Antes de que desaparezca,
y espero que sea tras una vida larga y plena,
quiero agradecer a la familia
todo lo que me ha dado.
Sin ellos, este viaje no se habría iniciado
y no viviría en una ciudad con tantas oportunidades.
No es verdad que uno consigue las cosas por sus propios medios.
Para hacer esto, se debe poder llevar a cabo.
No habría subido una cuesta si no me hubieran comprado una bicicleta.
No sabría cocinar si no hubiera aprendido de mi madre.
No conocería lo que es el ajedrez si mi hermano Carlos no me hubiera
fabricado uno.

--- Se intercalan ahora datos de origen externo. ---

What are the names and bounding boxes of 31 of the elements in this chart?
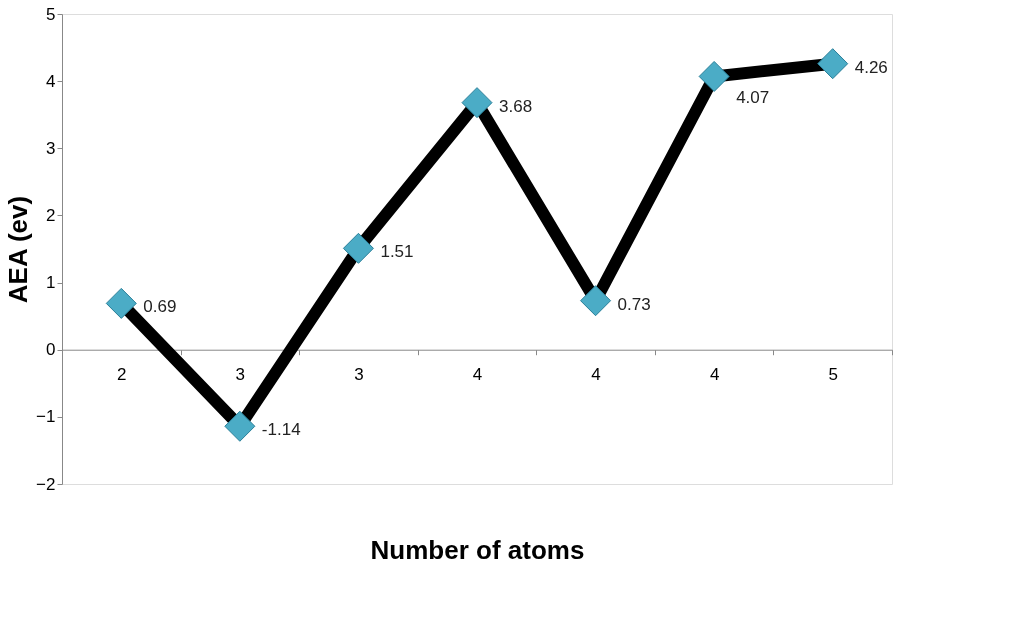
x-axis-title: Number of atoms (370, 534, 585, 565)
y-tick-label: 5 (46, 4, 56, 24)
data-label: 0.73 (617, 294, 651, 314)
x-tick-label: 3 (235, 365, 246, 385)
x-tick-label: 5 (828, 365, 838, 385)
y-tick-label: 0 (46, 340, 56, 360)
x-tick-label: 2 (117, 365, 127, 385)
data-label: 4.07 (736, 88, 770, 108)
y-axis-title: AEA (ev) (3, 195, 34, 304)
data-label: 0.69 (143, 297, 177, 317)
y-tick-label: 3 (46, 138, 56, 158)
point (817, 48, 849, 80)
point (342, 232, 374, 264)
point (698, 60, 730, 92)
point (461, 87, 493, 119)
x-tick-label: 4 (709, 365, 720, 385)
x-tick-label: 4 (591, 365, 601, 385)
data-label: 4.26 (854, 57, 888, 77)
data-label: -1.14 (261, 420, 301, 440)
y-tick-label: 1 (46, 273, 56, 293)
y-tick-label: −2 (36, 474, 56, 494)
data-label: 1.51 (380, 242, 414, 262)
point (580, 285, 612, 317)
y-tick-label: 4 (46, 71, 56, 91)
x-tick-label: 4 (472, 365, 483, 385)
point (224, 410, 256, 442)
point (105, 287, 137, 319)
x-tick-label: 3 (354, 365, 364, 385)
y-tick-label: 2 (46, 205, 56, 225)
data-label: 3.68 (499, 96, 533, 116)
y-tick-label: −1 (36, 407, 56, 427)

Carlos, guardaespaldas de las calles oscuras. Profesor de informática
en sus ratos libres. Firmeza y ternura.
No sabría jugar casi al fútbol si Salvador no hubiera insistido y le doy gracias
a sus patadas porque cuando todavía me las dan no las siento en las piernas.
No conocería tantos lugares de la provincia sin mi querida tía Charo.
No tendría la referencia de un buen hombre sin haber conocido a mi tío Miguel.
No sabría qué es hacer un diagnóstico sin las grandes charlas con mi tío Fermín.
No habría visto la nieve sin mi tío Antonio.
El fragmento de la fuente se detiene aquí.